Pay cuts or layoffs are unlikely but not impossible or even improbable. One of my best friends and her husband were both laid off earlier this year and just found jobs after months of searching. It was stressful, to say the least, but they survived as well as anyone could due in large part to their conservative spending habits and savings. We want to be in the same position, just in case.
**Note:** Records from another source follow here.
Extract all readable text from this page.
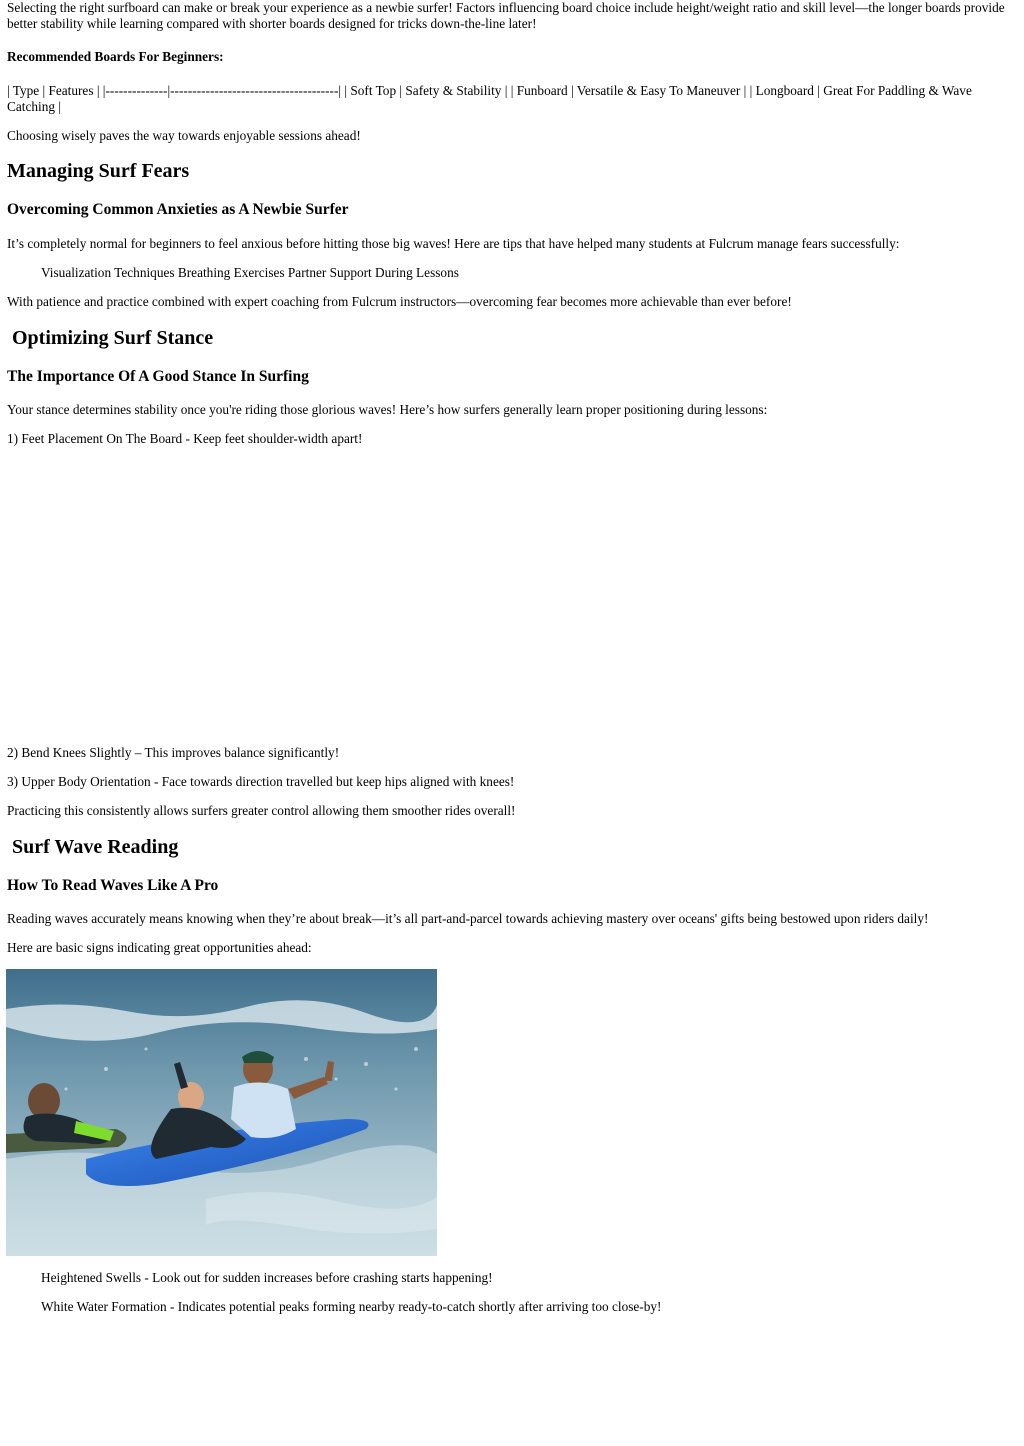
Selecting the right surfboard can make or break your experience as a newbie surfer! Factors influencing board choice include height/weight ratio and skill level—the longer boards provide better stability while learning compared with shorter boards designed for tricks down-the-line later!

Recommended Boards For Beginners:

| Type | Features | |--------------|--------------------------------------| | Soft Top | Safety & Stability | | Funboard | Versatile & Easy To Maneuver | | Longboard | Great For Paddling & Wave Catching |

Choosing wisely paves the way towards enjoyable sessions ahead!

Managing Surf Fears
Overcoming Common Anxieties as A Newbie Surfer

It’s completely normal for beginners to feel anxious before hitting those big waves! Here are tips that have helped many students at Fulcrum manage fears successfully:

Visualization Techniques Breathing Exercises Partner Support During Lessons

With patience and practice combined with expert coaching from Fulcrum instructors—overcoming fear becomes more achievable than ever before!

Optimizing Surf Stance
The Importance Of A Good Stance In Surfing

Your stance determines stability once you're riding those glorious waves! Here’s how surfers generally learn proper positioning during lessons:

1) Feet Placement On The Board - Keep feet shoulder-width apart!

2) Bend Knees Slightly – This improves balance significantly!

3) Upper Body Orientation - Face towards direction travelled but keep hips aligned with knees!

Practicing this consistently allows surfers greater control allowing them smoother rides overall!

Surf Wave Reading
How To Read Waves Like A Pro

Reading waves accurately means knowing when they’re about break—it’s all part-and-parcel towards achieving mastery over oceans' gifts being bestowed upon riders daily!

Here are basic signs indicating great opportunities ahead:

Heightened Swells - Look out for sudden increases before crashing starts happening!

White Water Formation - Indicates potential peaks forming nearby ready-to-catch shortly after arriving too close-by!
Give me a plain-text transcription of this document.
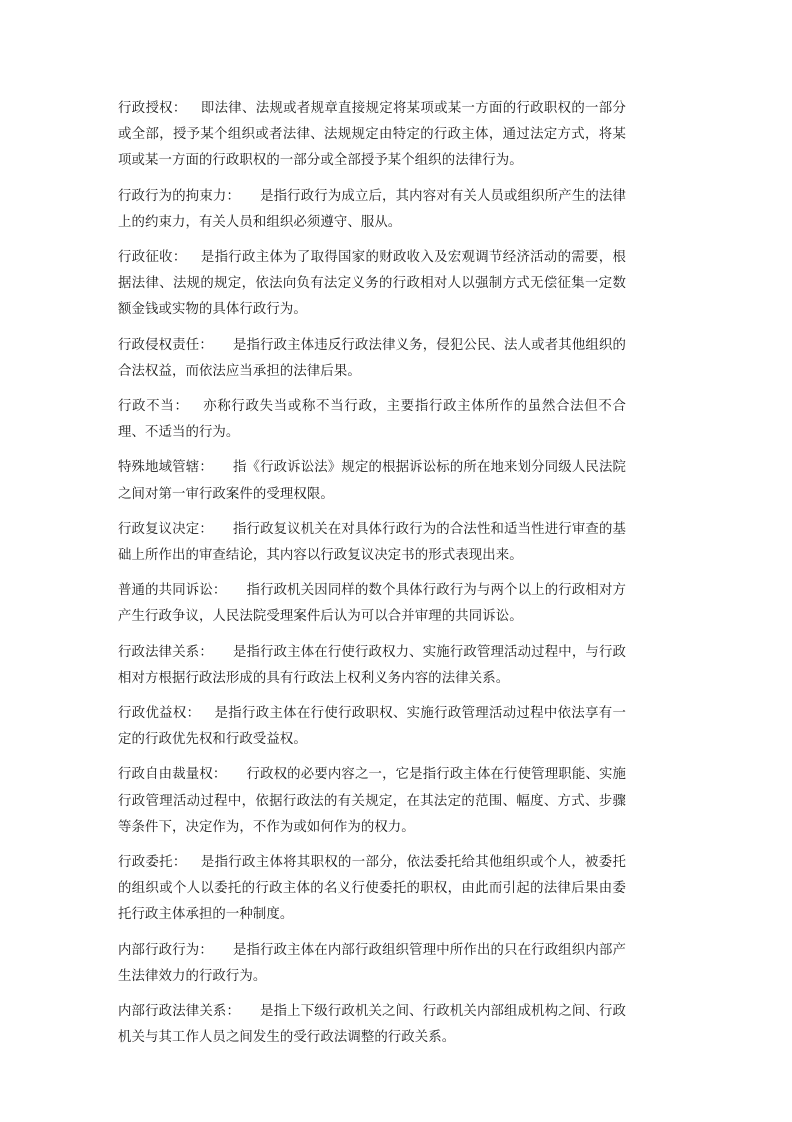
行政授权： 即法律、法规或者规章直接规定将某项或某一方面的行政职权的一部分或全部，授予某个组织或者法律、法规规定由特定的行政主体，通过法定方式，将某项或某一方面的行政职权的一部分或全部授予某个组织的法律行为。

行政行为的拘束力： 是指行政行为成立后，其内容对有关人员或组织所产生的法律上的约束力，有关人员和组织必须遵守、服从。

行政征收： 是指行政主体为了取得国家的财政收入及宏观调节经济活动的需要，根据法律、法规的规定，依法向负有法定义务的行政相对人以强制方式无偿征集一定数额金钱或实物的具体行政行为。

行政侵权责任： 是指行政主体违反行政法律义务，侵犯公民、法人或者其他组织的合法权益，而依法应当承担的法律后果。

行政不当： 亦称行政失当或称不当行政，主要指行政主体所作的虽然合法但不合理、不适当的行为。

特殊地域管辖： 指《行政诉讼法》规定的根据诉讼标的所在地来划分同级人民法院之间对第一审行政案件的受理权限。

行政复议决定： 指行政复议机关在对具体行政行为的合法性和适当性进行审查的基础上所作出的审查结论，其内容以行政复议决定书的形式表现出来。

普通的共同诉讼： 指行政机关因同样的数个具体行政行为与两个以上的行政相对方产生行政争议，人民法院受理案件后认为可以合并审理的共同诉讼。

行政法律关系： 是指行政主体在行使行政权力、实施行政管理活动过程中，与行政相对方根据行政法形成的具有行政法上权利义务内容的法律关系。

行政优益权： 是指行政主体在行使行政职权、实施行政管理活动过程中依法享有一定的行政优先权和行政受益权。

行政自由裁量权： 行政权的必要内容之一，它是指行政主体在行使管理职能、实施行政管理活动过程中，依据行政法的有关规定，在其法定的范围、幅度、方式、步骤等条件下，决定作为，不作为或如何作为的权力。

行政委托： 是指行政主体将其职权的一部分，依法委托给其他组织或个人，被委托的组织或个人以委托的行政主体的名义行使委托的职权，由此而引起的法律后果由委托行政主体承担的一种制度。

内部行政行为： 是指行政主体在内部行政组织管理中所作出的只在行政组织内部产生法律效力的行政行为。

内部行政法律关系： 是指上下级行政机关之间、行政机关内部组成机构之间、行政机关与其工作人员之间发生的受行政法调整的行政关系。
Additionally, you may recall that I’ve spent much of the last two years researching public and private schools in an effort to determine where to send Alex next year. I was pleased to discover that our local public school is at least as good as any private school that we could afford. But of course, whether the public school is able to maintain its high standards in the midst of this recession remains to be seen. Class sizes are increasing this coming year. The school board has approved a three-year plan to eliminate full-day kindergartens and all arts and music programs, cut salaries by five percent in 2011-2012, and require furlough days. Governor Schwarzenegger wants to “suspend” mandatory school funding. I’m cautiously optimistic that because our public school seems to have a committed administration and an active PTA, it will be able to adjust to these restrictions without a loss in quality. The PTA, if it is able to raise enough money, can provide funding for supplemental arts and music programs, for instance.
But, who knows what the situation will be in a year or two? It would be nice to have the option of sending the boys to private school should that become preferable.
It would also be nice to pay off the mortgage in six years, as we’d originally planned. But sometimes it’s necessary to strike a balance.
For the time being, we are splitting our debt snowball and directing half to our mortgage and the other half into savings. I created yet another subaccount at ING to keep this money separate. My thinking is that we will re-evaluate every six months or so, and if things look good, we can make a large principal payment on the mortgage that will keep us on the path to full repayment in six years. On the other hand, if we feel like hoarding cash, we can do that too.
This plan worked well for us when it came to paying off my student loans – and in fact, we did that a few months earlier than I’d anticipated. So hopefully things will work out that well when it comes to the mortgage too.